Trade in pharmaceuticals
Whilst President Trump is demanding big changes to relative prices of drugs in the US and other markets, the UK/EU negotiators can consider the barriers to trade between the EU and UK that arises from regulatory divergence. The UK is changing some of its rules to facilitate clinical trials and the development of more drugs. The UK and EU were in dispute over the early development of a covid vaccine in the UK. The issues are similar to food, where the EU will want more UK compliance with EU regulations in return for easing non-tariff barriers to trade across borders.
Fish
EU vessels have large shares of the quota for various important fish species caught in UK waters. Settling a post Brexit regime was left to a later date by designing a Transition system up to 2026. The UK can from that date simply negotiate annually with interested fishing states that want to come into UK waters over what level of catch they would be permitted. France and others objects and wishes to set out in an EU Agreement substantial quotas to maintain the current continental fleet. There has been a recent arbitration case over the UK decision to shut the sand eel fishery in UK waters to recover the stocks and avoid environmental damage.

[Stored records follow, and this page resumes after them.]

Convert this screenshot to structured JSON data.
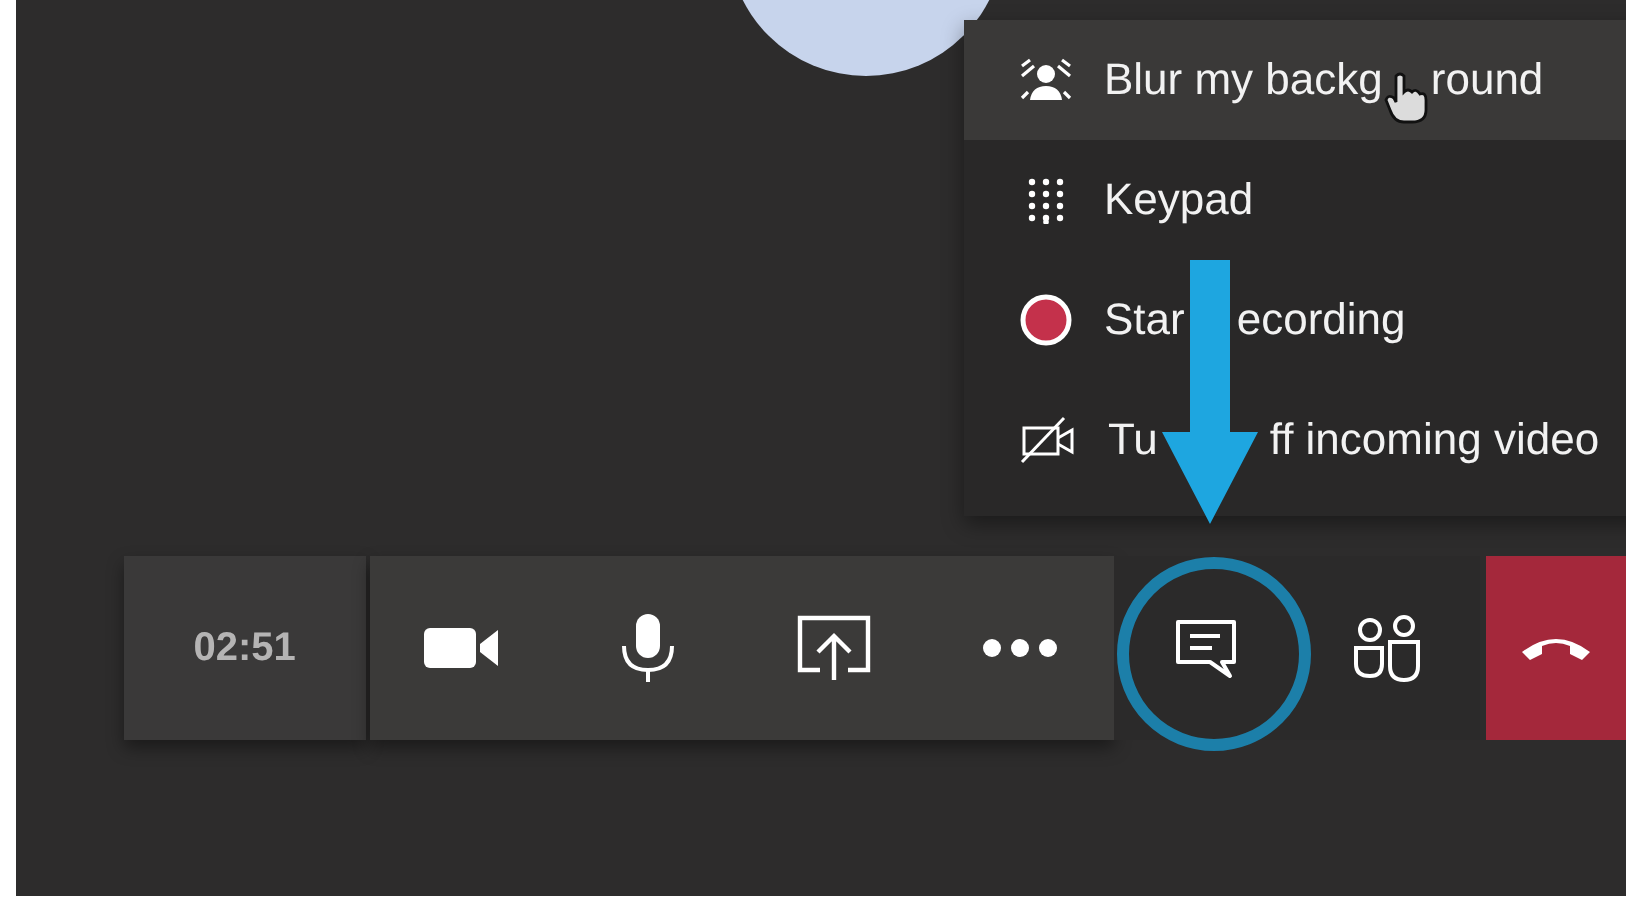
{
  "menu": {
    "items": [
      {
        "kind": "blur",
        "texts": [
          "Blur my backg",
          "round"
        ],
        "selected": true
      },
      {
        "kind": "keypad",
        "texts": [
          "Keypad"
        ],
        "selected": false
      },
      {
        "kind": "record",
        "texts": [
          "Star",
          "ecording"
        ],
        "selected": false
      },
      {
        "kind": "video_off",
        "texts": [
          "Tu",
          "ff incoming video"
        ],
        "selected": false
      }
    ]
  },
  "toolbar": {
    "timer": "02:51",
    "buttons": [
      {
        "kind": "video"
      },
      {
        "kind": "mic"
      },
      {
        "kind": "share"
      },
      {
        "kind": "more"
      },
      {
        "kind": "chat"
      },
      {
        "kind": "people"
      },
      {
        "kind": "hangup"
      }
    ]
  }
}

What to look out for in the conclusions to the summit
There is likely to be warm words over more future collaboration on defence. This is unlikely to take a binding Treaty based form. There remain tensions over access to the defence orders coming from the EU fund where the EU will want something in return. Setting up UK membership of the Youth Mobility Scheme will require legal text and resolution of issues over access to work and benefits, and university charges. Easing trade in sensitive and highly regulated areas like food and pharmaceuticals requires careful drafting over regulatory convergence or equivalence. There is a lot more politics than economics in these matters. The possible upside if all went well for the UK would be modest in terms of extra exports and overall given the large trade deficit the net impact could even be a bigger deficit if imports accelerate. There are going to be plenty of defence orders for UK companies whatever the Agreement, as the UK is involved in joint programmes and is stepping up its own domestic orders. Resolving fishing remains a difficult subject for both sides.